A mink living in the wild near an infected Utah fur farm has tested positive for the coronavirus, providing yet another pressing reason why the United States needs to end all mink fur farming without further delay.
While it is not clear if the infected animal had any contact with the mink on the fur farm, investigators found the exact virus sequence as that observed in infected mink on the farm. This is the first report of a wild mink testing positive for the virus anywhere in the world, and it signals the disturbing likelihood that intensive confinement farms where minks suffer and die for their pelts are now the source of potential harm to mink in the wild.
The U.S. Department of Agriculture’s National Veterinary Services Laboratories says that there is currently no evidence that the virus is circulating or has been established in wild populations surrounding the infected mink farms. Several animals from different wildlife species were also sampled, but they all tested negative.
Mink in the wild are solitary animals and are not likely to spread the virus to each other, according to veterinary experts. The Swedish National Veterinary Institute says that wild mink and escaped mink from fur farms infected with the virus do not pose an additional risk to humans beyond the ongoing, pervasive threat of person-to-person infection.

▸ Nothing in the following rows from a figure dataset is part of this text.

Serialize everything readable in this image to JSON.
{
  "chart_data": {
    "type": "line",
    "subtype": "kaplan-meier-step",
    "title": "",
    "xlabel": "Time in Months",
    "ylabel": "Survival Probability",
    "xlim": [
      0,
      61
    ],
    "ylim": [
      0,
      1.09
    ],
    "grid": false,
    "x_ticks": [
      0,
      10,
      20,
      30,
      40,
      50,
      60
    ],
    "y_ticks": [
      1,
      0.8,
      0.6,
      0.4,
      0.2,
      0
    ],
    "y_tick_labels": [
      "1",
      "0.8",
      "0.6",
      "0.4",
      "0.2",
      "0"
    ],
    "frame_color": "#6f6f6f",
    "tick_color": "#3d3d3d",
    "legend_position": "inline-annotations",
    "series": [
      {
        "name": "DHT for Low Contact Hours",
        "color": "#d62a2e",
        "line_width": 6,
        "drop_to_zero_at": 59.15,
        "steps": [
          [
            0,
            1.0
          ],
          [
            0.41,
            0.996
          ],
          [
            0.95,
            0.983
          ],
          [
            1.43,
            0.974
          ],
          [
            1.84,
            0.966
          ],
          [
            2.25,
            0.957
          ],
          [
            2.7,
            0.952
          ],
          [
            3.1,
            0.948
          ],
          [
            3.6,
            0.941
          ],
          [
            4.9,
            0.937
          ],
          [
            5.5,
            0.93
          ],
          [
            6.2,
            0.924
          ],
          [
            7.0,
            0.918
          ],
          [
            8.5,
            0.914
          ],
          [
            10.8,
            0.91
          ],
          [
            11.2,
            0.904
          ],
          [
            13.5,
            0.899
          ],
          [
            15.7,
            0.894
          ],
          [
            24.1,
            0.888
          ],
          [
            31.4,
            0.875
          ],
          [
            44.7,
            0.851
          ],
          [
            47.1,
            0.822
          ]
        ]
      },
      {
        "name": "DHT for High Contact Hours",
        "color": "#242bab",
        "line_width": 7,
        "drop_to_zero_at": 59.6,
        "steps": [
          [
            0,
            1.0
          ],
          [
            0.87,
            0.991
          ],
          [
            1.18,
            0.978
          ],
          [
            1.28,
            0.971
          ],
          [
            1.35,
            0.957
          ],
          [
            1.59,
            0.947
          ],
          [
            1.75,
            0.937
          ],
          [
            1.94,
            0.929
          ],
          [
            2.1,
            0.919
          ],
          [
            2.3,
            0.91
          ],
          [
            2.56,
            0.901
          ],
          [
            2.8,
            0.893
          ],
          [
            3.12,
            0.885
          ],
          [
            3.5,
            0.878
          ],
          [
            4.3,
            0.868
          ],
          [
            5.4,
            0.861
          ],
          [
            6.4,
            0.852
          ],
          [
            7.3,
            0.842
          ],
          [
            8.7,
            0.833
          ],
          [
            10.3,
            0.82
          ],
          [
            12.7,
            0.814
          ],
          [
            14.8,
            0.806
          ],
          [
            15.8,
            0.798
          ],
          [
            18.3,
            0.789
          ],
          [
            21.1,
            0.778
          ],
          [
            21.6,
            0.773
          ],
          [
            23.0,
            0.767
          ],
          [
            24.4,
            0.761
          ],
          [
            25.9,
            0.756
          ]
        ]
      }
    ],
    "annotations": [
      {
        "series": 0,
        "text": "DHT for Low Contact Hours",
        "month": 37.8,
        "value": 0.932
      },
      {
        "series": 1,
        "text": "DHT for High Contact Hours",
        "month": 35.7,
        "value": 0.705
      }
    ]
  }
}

But this does not absolve U.S. authorities from quick action to ensure there is no further spread of the virus among mink, both on fur farms and in the wild. And the best—and only—way to do that would be to stop fur farming in its tracks.
We have been making the case since the beginning of the pandemic for ending cruel confinement practices like fur farming because animals held in cramped, crowded spaces are far more likely to contract and spread dangerous diseases that can jump to humans. As the pandemic has progressed, we have seen these fears turn to reality.
So far, around the world, 11 countries have reported positive mink on fur farms, as have four U.S. states—Wisconsin, Oregon, Utah and Michigan. In the Netherlands and Denmark, cases of the virus jumping from mink to humans have been reported.
While there is no good ending for a mink on a fur farm, the pandemic has magnified the cruelty and suffering for the animals. In an effort to control the spread of the virus, tens of millions of mink have been slaughtered on fur farms globally, usually by gassing. Mink are semi-aquatic and can hold their breath for extended periods of time, which means that they can suffer significantly during gassing.
The crisis has prompted the Netherlands to move up its deadline for ending all mink fur production from 2024 to the end of this year, and France has also announced a ban on mink fur production. Humane Society International is now pressuring Denmark and other countries, where mink have tested positive, to close down their fur farms. Recently the world’s largest fur auction house, based in Denmark, announced it will close next year.
We need similar action from the federal government here in the United States because states with infected mink fur farms have been doing very little to address the problem. As we have reported, the inaction has continued despite news that a mutation of the coronavirus has been found on mink fur farms in Utah—a mutation some fear could interfere with progress on a vaccine. With the pandemic bringing nothing but bad news from fur farms—and with the fur industry already in sharp decline around the world due to disappearing consumer demand—there is not one good reason to keep the business of fur alive, at such great cost to public health and animal welfare.
Sara Amundson is president of the Humane Society Legislative Fund.